Да, его правда, была там паутинка, и паук был - маленький и безобидный, бархатный. А вот вшей не было. Поклеп настоящий.
Паучок спускался иногда на длинной ниточке из своего высокого дома на грешную землю, и болтали восьминогий и Игнацио обо всем помаленьку.
Уж почти два месяца как они дружили. Пятьдесят четыре дня, если быть точным, с шестнадцатого марта. Повезло тогда восьминогому. Вылизывал, вычищал все уголки тогда Игнацио накануне праздника и случайно заметил паучью ловушку, растянувшуюся между сломанным левым бивнем и хоботом слоновьего предка. Каких мух навострился ловить там паук - только бог ведает, но тенета наладил - и спираль, и растяжки, все как положено. Попытался Игнацио было убрать паутинку оттуда, но швабра - даже с выдвинутой ручкой - не достала до головы могучего зверя, а ни лесенки, ни стула никакого на глаза не попалось. Не идти же за ними в лабораторию, или похлеще того - в другой корпус. Оглядел Игнацио зал, вздохнул, да и пошел дальше. Решил - как-нибудь в следующий раз сниму, пусть пока висит паутинка - высоко и укромно. Никому не мешает, да и мамонт жалоб не подавал.

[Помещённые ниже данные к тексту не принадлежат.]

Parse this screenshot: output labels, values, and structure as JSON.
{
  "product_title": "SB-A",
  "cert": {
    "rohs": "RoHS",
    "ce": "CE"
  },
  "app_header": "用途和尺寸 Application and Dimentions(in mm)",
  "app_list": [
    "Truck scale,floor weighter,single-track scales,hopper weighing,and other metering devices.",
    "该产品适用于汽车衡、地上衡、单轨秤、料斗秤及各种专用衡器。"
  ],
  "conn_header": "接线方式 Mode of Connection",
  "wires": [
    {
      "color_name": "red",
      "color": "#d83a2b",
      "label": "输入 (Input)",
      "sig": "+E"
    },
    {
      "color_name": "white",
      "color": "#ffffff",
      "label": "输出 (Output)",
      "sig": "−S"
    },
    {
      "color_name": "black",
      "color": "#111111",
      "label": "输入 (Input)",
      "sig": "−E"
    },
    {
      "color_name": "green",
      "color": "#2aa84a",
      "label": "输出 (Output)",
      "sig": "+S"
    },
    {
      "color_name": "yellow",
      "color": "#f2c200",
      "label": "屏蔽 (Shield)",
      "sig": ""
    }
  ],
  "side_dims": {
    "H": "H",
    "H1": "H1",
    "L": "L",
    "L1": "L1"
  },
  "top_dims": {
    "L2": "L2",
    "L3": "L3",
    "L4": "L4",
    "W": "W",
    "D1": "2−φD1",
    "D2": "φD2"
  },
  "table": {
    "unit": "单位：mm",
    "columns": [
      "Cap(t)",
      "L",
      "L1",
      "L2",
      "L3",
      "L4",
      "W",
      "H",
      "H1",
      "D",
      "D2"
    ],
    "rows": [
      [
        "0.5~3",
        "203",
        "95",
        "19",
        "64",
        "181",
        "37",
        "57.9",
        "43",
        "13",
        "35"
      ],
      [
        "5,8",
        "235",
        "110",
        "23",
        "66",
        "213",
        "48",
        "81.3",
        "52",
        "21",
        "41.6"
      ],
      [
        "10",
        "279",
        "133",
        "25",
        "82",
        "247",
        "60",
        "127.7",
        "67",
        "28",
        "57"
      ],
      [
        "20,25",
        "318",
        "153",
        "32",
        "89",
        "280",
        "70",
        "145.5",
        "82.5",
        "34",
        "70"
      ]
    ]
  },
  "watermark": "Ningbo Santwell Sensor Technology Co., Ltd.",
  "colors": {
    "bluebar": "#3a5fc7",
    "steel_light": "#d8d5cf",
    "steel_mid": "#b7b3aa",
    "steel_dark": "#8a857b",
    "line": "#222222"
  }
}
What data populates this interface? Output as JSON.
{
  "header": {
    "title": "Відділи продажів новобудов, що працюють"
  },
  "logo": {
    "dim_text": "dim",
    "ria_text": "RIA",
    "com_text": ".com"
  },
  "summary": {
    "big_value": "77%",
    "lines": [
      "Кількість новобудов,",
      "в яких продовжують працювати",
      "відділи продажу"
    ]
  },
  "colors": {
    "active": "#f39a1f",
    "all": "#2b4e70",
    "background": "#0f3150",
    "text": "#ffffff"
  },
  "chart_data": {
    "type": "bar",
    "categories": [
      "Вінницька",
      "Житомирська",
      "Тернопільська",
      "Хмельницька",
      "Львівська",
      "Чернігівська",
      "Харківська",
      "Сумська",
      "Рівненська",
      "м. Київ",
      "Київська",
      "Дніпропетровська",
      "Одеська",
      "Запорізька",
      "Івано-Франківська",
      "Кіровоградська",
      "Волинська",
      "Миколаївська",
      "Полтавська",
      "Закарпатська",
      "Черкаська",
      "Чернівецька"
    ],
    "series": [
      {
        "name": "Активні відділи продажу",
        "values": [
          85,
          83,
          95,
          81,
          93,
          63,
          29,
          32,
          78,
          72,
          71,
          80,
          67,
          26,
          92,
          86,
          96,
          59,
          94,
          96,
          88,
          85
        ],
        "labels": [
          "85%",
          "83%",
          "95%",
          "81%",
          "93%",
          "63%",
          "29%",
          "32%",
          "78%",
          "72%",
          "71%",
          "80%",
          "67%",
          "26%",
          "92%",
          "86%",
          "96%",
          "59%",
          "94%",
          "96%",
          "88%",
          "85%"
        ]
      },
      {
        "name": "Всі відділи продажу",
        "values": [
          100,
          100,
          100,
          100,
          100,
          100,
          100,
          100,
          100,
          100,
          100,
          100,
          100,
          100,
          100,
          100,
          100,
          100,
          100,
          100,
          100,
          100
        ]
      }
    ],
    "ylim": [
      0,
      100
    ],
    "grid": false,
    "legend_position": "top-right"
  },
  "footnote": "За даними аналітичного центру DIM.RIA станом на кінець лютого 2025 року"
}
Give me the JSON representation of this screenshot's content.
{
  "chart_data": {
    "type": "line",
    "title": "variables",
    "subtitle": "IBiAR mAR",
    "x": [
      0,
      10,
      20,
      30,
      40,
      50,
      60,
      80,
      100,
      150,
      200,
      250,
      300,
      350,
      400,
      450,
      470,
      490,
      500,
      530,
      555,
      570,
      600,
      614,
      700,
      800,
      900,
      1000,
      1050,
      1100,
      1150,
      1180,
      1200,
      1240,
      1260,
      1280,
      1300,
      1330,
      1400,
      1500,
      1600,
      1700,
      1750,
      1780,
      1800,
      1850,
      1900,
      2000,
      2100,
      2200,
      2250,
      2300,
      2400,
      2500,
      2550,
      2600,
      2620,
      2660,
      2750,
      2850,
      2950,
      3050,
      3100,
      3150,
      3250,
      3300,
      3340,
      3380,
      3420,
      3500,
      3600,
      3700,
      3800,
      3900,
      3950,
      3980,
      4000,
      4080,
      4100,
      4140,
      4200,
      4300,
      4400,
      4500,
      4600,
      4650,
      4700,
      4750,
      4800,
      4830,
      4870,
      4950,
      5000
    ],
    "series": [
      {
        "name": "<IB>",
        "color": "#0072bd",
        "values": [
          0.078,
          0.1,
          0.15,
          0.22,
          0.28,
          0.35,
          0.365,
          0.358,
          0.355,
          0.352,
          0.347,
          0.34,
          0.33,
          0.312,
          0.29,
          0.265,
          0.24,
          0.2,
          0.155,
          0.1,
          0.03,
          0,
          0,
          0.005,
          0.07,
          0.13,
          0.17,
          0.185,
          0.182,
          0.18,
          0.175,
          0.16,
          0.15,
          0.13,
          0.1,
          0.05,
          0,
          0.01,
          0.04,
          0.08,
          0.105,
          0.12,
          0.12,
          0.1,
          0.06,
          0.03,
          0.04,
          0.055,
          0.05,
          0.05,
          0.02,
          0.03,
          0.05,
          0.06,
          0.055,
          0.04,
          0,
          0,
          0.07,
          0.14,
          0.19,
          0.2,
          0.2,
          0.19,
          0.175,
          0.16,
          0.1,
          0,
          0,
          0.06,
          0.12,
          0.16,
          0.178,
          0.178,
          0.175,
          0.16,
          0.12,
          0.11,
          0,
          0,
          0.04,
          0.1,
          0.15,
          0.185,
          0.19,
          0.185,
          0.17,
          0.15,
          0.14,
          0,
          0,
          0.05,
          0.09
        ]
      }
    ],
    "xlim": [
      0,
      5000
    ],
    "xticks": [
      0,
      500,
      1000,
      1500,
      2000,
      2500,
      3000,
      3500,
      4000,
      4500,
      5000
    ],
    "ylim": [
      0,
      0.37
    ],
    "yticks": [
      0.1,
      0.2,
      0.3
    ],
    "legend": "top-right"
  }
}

И забыл о ней Игнацио до вечера. С кем не бывает? Под полночь же пришел он, усталый, к мамонту поужинать. Любил он, когда получалось, ужинать посреди экспозиции, хоть и запрещалось это строгими правилами, спущенными из Самого Главного Министерства. Но пьянок-гулянок он не устраивал, за собой всегда убирал, на глаза случайным посетителям не попадался - вот и не обращал внимания никто на такие мелкие проступки.
Хорошо вечером в музее. Свет притушенный - две трети ламп после восьми отключают. Тихо - только вполголоса ворчит кондиционер.
Слева - оружие, холодное и огнестрельное. Всякие алебарды да митральезы, франциски да кольты, даже мортира ржавая есть - одна штука, справа - доспехи да форма разная. А в середине - мамонт. Кто и зачем поставил его посреди оружейного зала - не известно, история музея об этом умалчивает, у нее свои секреты. Честно говоря, у мамонта даже инвентарного номера не было, а сделать его без приходной ведомости, накладной, трех сертификатов - происхождения, гигиенического и соответствия, было нельзя. Но ведь не вытаскивать же его наружу, чтобы выбросить, правда? Для этого потребовалось бы стену ломать, или мамонта раскатать по косточкам. Только кто ж его обратно собирать будет - такое чудо-то? Никто не будет. Вот и устроился мамонт в музее и неплохо себя чувствовал.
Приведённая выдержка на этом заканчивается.